I was very nervous a couple months ago when our sermon series in 1st Corinthians took us to the topic of homosexuality. I’m nervous again.
In our passage for this coming Sunday, Paul brings up a situation in the church at Corinth about women and their role in worship. It seems to me that the role of women has been one of the most discussed and most debated issues in recent years.
I’m not interested in taking sides or being negative about one side or the other. The way I see it, both of the primary two points of view are motivated by a heart to honor the Lord. Or at least I think their foundational motivation could, and perhaps should, be understood that way. Of course, plenty of people carry their point of view like a weapon, and use it as such. I don’t want to perpetuate that kind of damage in the least.
Here’s a brief description of those two points of view:
- Complementarianism – Women are to complement men. God ordained this. Both are equally loved in his eyes. In marriage and in the church, though, men are to lead. We might not understand why God would want one gender to complement another, but we can trust that God’s way are best. This view stems from reading certain New Testament passages as universally binding. Thus, if this view is held, it should be held humbly and lovingly by the men and women who hold to it.
- Egalitarianism – Men and women are equal in every way. God created both equally in his image, and he loves both equally. In heaven this expression will be the norm, and so now on earth we can and should work toward gender equality, in society, marriage and in the church.

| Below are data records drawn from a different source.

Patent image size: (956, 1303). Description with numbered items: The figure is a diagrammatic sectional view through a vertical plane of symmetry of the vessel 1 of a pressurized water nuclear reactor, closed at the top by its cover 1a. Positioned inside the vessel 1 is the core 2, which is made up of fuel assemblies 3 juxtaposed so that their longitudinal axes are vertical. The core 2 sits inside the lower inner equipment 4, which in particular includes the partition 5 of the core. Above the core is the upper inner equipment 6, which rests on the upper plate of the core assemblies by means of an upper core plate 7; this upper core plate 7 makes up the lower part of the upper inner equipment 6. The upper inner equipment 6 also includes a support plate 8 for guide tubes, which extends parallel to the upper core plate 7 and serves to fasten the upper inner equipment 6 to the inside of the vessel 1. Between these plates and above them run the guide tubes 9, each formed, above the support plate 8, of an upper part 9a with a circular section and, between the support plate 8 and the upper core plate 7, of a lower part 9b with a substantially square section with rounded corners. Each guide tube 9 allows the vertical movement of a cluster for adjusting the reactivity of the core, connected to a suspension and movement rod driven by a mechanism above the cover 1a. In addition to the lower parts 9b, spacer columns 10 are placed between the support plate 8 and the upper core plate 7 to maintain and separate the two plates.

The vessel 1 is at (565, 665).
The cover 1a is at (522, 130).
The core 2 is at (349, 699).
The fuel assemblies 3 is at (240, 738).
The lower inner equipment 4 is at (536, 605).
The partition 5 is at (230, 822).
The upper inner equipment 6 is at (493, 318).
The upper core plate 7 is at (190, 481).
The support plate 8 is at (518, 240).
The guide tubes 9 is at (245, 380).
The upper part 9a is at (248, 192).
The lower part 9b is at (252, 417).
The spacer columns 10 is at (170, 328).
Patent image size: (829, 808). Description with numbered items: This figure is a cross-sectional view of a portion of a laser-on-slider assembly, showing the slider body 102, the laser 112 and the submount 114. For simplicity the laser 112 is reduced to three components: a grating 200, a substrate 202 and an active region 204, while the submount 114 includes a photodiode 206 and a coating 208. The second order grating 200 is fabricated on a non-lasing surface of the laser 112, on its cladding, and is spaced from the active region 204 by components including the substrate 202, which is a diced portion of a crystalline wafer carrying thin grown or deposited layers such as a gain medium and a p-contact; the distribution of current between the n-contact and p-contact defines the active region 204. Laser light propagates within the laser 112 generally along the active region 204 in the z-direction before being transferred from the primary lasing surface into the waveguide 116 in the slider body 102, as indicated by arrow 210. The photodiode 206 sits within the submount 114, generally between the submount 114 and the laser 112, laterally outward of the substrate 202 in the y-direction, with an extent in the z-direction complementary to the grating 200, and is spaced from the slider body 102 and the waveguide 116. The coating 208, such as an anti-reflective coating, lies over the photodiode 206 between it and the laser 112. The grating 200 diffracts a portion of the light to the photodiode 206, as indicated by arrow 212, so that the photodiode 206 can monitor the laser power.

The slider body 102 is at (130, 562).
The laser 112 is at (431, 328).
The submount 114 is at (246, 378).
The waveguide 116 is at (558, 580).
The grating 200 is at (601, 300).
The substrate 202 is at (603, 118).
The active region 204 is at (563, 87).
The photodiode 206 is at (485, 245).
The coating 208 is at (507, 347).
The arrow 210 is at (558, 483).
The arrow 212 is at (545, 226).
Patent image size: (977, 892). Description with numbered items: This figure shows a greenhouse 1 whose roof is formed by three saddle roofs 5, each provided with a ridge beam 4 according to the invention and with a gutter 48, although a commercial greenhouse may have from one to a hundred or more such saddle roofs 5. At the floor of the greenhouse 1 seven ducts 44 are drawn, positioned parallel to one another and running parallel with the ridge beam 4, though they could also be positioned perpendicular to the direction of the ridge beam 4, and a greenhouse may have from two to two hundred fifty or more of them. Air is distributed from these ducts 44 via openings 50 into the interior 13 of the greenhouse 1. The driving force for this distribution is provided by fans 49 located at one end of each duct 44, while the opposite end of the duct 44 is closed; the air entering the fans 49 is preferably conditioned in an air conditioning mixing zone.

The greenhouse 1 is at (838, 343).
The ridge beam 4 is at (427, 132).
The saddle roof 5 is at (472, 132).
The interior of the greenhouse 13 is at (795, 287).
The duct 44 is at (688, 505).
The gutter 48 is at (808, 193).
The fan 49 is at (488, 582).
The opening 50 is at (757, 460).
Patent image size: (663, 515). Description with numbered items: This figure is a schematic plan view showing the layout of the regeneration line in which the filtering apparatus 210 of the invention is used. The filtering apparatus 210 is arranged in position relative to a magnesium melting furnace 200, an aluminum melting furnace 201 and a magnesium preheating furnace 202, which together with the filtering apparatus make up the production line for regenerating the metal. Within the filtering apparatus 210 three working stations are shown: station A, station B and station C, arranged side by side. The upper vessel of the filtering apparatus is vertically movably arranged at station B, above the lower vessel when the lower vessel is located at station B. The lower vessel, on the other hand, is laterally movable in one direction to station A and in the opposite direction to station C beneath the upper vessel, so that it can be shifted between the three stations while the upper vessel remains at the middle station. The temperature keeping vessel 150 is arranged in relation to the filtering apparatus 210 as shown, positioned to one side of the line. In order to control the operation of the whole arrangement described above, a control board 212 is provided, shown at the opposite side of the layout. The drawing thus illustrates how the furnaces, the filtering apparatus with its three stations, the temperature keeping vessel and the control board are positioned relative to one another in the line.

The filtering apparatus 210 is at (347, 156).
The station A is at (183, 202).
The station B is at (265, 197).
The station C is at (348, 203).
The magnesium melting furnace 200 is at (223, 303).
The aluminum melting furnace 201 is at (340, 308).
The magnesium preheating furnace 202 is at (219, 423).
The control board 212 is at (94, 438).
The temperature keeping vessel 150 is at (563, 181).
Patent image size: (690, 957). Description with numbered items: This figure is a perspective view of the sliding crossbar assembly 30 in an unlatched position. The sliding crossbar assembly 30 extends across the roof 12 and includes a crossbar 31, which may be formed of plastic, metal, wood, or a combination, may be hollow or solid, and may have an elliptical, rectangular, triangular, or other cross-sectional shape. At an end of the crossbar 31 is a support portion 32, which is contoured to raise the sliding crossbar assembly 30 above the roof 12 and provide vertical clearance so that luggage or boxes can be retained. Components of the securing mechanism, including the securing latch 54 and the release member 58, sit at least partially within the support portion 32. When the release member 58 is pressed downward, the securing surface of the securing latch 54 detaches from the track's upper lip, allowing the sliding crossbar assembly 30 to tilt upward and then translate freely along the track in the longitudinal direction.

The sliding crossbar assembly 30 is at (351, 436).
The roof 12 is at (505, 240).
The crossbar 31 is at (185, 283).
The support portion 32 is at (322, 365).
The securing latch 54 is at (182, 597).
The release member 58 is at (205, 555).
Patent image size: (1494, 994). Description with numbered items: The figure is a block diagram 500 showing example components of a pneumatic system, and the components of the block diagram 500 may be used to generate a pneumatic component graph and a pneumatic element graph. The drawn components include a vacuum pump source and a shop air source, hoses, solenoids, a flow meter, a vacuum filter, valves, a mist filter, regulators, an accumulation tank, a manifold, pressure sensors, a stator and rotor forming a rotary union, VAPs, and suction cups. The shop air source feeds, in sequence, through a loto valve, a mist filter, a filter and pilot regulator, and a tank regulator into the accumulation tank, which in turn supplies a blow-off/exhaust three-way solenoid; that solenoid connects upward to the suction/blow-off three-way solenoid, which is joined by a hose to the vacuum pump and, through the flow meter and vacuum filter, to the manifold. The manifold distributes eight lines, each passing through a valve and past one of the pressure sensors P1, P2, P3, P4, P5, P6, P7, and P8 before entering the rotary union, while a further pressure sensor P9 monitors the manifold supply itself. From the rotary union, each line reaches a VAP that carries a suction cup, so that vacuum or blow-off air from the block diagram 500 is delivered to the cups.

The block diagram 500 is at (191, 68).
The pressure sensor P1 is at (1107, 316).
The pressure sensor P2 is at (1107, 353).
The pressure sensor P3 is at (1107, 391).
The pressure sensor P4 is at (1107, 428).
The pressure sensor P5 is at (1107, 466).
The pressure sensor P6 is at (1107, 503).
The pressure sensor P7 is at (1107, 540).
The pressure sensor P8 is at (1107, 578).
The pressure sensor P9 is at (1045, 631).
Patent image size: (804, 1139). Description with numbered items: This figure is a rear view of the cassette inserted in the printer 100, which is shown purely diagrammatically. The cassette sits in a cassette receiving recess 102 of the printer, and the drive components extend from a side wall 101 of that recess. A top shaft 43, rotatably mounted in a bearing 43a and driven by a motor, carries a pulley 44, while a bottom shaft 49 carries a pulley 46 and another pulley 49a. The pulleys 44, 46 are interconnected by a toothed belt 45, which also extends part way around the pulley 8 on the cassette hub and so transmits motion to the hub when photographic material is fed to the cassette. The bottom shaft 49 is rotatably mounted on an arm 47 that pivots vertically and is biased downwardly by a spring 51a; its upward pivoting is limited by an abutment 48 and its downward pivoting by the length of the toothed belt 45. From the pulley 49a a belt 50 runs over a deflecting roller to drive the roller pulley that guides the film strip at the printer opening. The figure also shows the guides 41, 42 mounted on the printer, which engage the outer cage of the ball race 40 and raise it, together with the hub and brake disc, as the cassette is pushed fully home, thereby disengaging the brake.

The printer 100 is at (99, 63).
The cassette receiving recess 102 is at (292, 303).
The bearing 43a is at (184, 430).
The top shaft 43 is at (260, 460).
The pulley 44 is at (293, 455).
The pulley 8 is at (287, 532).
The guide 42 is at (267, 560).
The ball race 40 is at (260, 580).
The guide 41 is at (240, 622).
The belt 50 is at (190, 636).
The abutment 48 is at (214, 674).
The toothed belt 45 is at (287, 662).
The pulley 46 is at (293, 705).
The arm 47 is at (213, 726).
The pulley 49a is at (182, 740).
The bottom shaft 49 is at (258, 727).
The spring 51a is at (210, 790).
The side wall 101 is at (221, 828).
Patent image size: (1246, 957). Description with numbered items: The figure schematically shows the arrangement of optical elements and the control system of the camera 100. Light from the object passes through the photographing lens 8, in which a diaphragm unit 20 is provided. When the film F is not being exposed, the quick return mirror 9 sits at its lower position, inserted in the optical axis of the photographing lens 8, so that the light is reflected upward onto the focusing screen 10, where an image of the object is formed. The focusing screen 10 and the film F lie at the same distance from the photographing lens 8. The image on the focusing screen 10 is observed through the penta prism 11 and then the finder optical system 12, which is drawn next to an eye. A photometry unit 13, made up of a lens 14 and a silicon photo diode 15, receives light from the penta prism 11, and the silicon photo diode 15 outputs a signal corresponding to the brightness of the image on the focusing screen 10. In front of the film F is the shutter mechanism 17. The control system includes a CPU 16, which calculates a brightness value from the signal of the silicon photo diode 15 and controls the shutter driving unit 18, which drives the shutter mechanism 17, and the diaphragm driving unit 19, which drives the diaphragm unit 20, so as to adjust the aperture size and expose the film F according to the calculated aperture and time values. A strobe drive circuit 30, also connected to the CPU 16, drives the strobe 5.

This view stems from seeing certain New Testament teachings as only pertaining to certain first-century churches. This view should also be held humbly and lovingly.
As you can see, proponents of either side can have a heart of love for God in their view. I think that is very important to see.
Paul was writing to a society steeped in patriarchy. Women were seen as possessions. What would he say, when he heard reports of women exercising a freedom that was counter-cultural? Would he cheer them or chastise them? What is the main concern Paul has for the Christians in Corinth? Might there be a principle that could carry over to our church, our era?
So, trepidatiously, I invite you to hear a sermon about 1 Corinthians 11:2-16 this coming Sunday at Faith Church.